Live-action adaptations of Y: The Last Man have been so long coming, we barely noticed FX’s TV take fell behind. That said, the reason for the delay is surprisingly in line with the comic, as writer Michael Green reveals the outcome of the 2016 election made him rethink the pilot.

FX has been developing the Brian K. Vaughan-adapted series since at least 2015, with Green said to be working on the script as recently as January. In conversation with The Hollywood Reporter, however, Green revealed that the inherent misogyny of the 2016 political race made him question how best to tell a story comprised almost entirely of women:

It would have been a very different show, and very different development process, had the election not been as horrifying as it was. I had to put the script down for a couple months and really reassess it tonally, because it became a different creature, it became violent protest. It couldn’t not be political, and I had to embrace it, and I had to find my way in, and I had to find a way to channel my own dismay, disappointment and rage into it, while still keeping it what it is. For a minute there I almost walked away.

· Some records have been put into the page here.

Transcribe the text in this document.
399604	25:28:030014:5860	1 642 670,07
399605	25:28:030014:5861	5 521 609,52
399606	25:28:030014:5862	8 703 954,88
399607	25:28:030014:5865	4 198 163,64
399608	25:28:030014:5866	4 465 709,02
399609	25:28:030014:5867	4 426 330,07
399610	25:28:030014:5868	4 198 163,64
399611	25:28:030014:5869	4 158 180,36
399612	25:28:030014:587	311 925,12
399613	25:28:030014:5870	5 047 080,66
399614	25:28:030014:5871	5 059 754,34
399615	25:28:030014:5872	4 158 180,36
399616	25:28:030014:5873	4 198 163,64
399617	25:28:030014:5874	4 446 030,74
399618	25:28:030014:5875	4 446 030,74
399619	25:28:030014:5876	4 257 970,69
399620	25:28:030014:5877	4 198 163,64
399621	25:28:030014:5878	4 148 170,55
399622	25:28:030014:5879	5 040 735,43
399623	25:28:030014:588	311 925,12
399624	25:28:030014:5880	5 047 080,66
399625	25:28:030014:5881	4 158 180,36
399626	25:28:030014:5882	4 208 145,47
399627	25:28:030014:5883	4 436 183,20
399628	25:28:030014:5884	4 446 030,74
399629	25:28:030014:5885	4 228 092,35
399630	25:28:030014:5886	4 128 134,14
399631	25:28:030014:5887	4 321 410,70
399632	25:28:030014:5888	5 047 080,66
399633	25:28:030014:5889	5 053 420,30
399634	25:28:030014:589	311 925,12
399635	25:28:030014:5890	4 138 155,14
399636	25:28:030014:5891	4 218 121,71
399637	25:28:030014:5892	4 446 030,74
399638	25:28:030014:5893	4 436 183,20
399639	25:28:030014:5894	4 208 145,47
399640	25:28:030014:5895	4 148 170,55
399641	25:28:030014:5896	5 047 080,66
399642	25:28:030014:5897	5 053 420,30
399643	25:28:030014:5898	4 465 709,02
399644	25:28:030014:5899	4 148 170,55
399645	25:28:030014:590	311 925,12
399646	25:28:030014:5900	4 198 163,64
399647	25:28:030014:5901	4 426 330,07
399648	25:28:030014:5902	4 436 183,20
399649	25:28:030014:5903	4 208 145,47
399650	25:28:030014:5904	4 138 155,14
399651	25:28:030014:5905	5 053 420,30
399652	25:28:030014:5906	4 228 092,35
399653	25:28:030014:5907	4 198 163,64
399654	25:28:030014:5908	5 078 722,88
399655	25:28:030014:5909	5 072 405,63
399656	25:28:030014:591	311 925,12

For those unaware of the 60-issue series written by Vaughan and drawn by Pia Guerra in 2002, Y: The Last Man follows the aftermath of an apocalyptic event in which almost every male on Earth simultaneously dies out, save for twenty-something amateur escape artist Yorick, and his pet monkey Ampersand. The pair team with secret agent “355" and a young doctor to travel the country in search of Yorick’s girlfriend Beth, and an answer to the worldwide plague.

FX previously partnered with Vaughan, Color Force’s Nina Jacobson and Brad Simpson (The Hunger Games, American Crime Story) to develop the sci-fi comic as an ongoing series. New Line had earlier acquired the rights in in 2007, setting David Goyer, Carl Ellsworth and director D.J. Caruso to adapt Y: The Last Man as a single film, before rights reverted to Vaughan in 2014.

At the very least, Green confirmed that both FX and Vaughan were supportive of his current pilot draft, though the network wanted “to take their time” to get the show right. Understandably, Y: The Last Man would fall into the same increasingly-relevant space as Hulu’s The Handmaid’s Tale, but will the revamped version feel any different?